China’s state-run Global Times on Tuesday fumed over CNN supposedly mocking Chinese nationalism and insulting its efforts against the coronavirus during Tokyo Olympic coverage.
The Global Times was driven to sputtering outrage by a very brief CNN news update titled “The First Day of the 2020 Olympics Begins with Gold for China and More Covid-19 [Chinese coronavirus] Cases.” The article did not talk about coronavirus cases in China, but rather about how 127 Olympics-related Chinese coronavirus cases have caused “difficulties for athletes and organizers” from all participants.
The only coronavirus-positive athlete mentioned by name was Dutch rower Finn Florijn, but the Global Times still assailed CNN for “unprofessionally linking China’s first gold medal to Covid-19.”
The Global Times moved briskly along to complaining that CNN described the Tokyo Olympics as the “latest opportunity” for China to “showcase its national strength.”
This came from a much more substantial CNN editorial that did make the point the Global Times objected to, but not in a negative or dismissive way. In fact, most of the editorial was celebratory of Chinese athletic achievements, especially since China won its first gold medal at the 1984 Games in Los Angeles.

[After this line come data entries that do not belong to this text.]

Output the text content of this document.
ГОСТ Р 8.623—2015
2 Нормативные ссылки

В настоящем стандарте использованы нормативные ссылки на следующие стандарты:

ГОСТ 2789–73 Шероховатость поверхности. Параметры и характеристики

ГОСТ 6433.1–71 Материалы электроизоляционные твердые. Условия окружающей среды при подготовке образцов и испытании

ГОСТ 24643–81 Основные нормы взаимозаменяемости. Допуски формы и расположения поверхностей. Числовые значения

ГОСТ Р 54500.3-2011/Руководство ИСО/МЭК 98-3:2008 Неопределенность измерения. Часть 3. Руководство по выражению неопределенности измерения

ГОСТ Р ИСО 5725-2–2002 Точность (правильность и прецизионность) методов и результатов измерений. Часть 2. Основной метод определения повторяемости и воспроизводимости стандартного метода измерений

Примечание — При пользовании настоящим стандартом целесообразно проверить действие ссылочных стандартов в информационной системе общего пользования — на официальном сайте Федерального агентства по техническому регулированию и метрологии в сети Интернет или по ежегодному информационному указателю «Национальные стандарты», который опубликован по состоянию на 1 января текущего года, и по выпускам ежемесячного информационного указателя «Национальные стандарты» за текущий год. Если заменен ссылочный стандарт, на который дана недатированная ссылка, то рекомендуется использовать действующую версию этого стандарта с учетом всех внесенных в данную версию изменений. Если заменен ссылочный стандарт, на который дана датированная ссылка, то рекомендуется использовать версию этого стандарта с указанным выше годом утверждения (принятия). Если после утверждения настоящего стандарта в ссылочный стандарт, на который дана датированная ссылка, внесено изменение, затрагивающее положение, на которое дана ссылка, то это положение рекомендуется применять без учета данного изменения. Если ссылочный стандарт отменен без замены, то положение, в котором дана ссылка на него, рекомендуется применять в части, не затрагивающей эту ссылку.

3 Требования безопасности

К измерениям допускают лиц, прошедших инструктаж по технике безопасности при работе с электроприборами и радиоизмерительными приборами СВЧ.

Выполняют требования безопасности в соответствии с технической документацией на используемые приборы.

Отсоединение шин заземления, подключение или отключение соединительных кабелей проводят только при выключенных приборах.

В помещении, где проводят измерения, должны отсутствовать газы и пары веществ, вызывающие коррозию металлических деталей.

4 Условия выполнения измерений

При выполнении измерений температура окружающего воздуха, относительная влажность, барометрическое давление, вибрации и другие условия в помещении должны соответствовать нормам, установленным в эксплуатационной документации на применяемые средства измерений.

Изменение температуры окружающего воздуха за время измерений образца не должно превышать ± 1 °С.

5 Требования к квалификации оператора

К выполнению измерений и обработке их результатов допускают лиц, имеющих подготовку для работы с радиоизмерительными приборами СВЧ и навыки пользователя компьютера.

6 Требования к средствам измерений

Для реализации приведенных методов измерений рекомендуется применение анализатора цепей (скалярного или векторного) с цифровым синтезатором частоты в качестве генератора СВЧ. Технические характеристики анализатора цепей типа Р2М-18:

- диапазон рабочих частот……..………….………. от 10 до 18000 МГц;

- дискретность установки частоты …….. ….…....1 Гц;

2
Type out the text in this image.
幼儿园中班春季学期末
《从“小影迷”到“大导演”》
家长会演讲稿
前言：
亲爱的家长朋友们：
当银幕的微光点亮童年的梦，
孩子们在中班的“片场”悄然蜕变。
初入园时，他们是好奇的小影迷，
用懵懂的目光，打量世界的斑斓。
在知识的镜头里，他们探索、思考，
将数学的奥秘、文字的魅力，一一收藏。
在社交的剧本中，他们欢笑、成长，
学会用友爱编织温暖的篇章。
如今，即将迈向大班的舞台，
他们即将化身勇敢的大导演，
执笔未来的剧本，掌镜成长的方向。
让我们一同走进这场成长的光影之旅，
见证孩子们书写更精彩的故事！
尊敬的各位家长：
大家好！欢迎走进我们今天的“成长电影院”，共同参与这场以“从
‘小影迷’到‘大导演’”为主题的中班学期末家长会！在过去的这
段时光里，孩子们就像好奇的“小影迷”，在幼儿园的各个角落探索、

CNN did chide Chinese nationalists for going a little overboard online, but it cited examples and went out of its way to state that the more extreme sentiment on China’s Weibo social media site – which the Communist Party strictly monitors and censors – “in no way represents mainstream public opinion.”
CNN also went out of its way to note that Chinese government censors have deleted some hyper-nationalist posts and accounts for “maliciously slandering, insulting, and attacking” athletes such as competitive shooter Yang Qian, who won a gold medal in the air rifle competition and set a new Olympic record but was shredded on Weibo because showed off her “impressive collection of Nike sneakers” back in December.
Nike sneakers later became problematic for Chinese nationalists because Nike dared to object to China’s use of slave labor for cotton harvesting in Xinjiang province, despite being accused of using factories employing slaves elsewhere in the country. Nike found itself targeted by a retaliatory boycott from China.
The Global Times left that detail out of the sputtering tirade it unleashed at CNN, which it portrayed as a “megaphone for Western ideology” that seeks to “denigrate and vilify China whenever it gets a chance.”
Another Global Times article over the weekend howled at media outlets like Reuters for supposedly choosing unflattering pictures of Chinese athletes – a complaint that sputtered out when amused Westerners noticed Chinese state media used some of the same photos.
Some of this comically overblown outrage could be just another flex of the Chinese Communist Party’s (CCP) “sharp power” muscles, an effort to reassure itself that Western media remains firmly under its thumb – or maybe the Party is testing its media-controlling abilities to prepare for the upcoming Beijing Winter Olympics, which could contain a good deal more unflattering coverage of China’s human rights abuses than anything emanating from the Tokyo Games.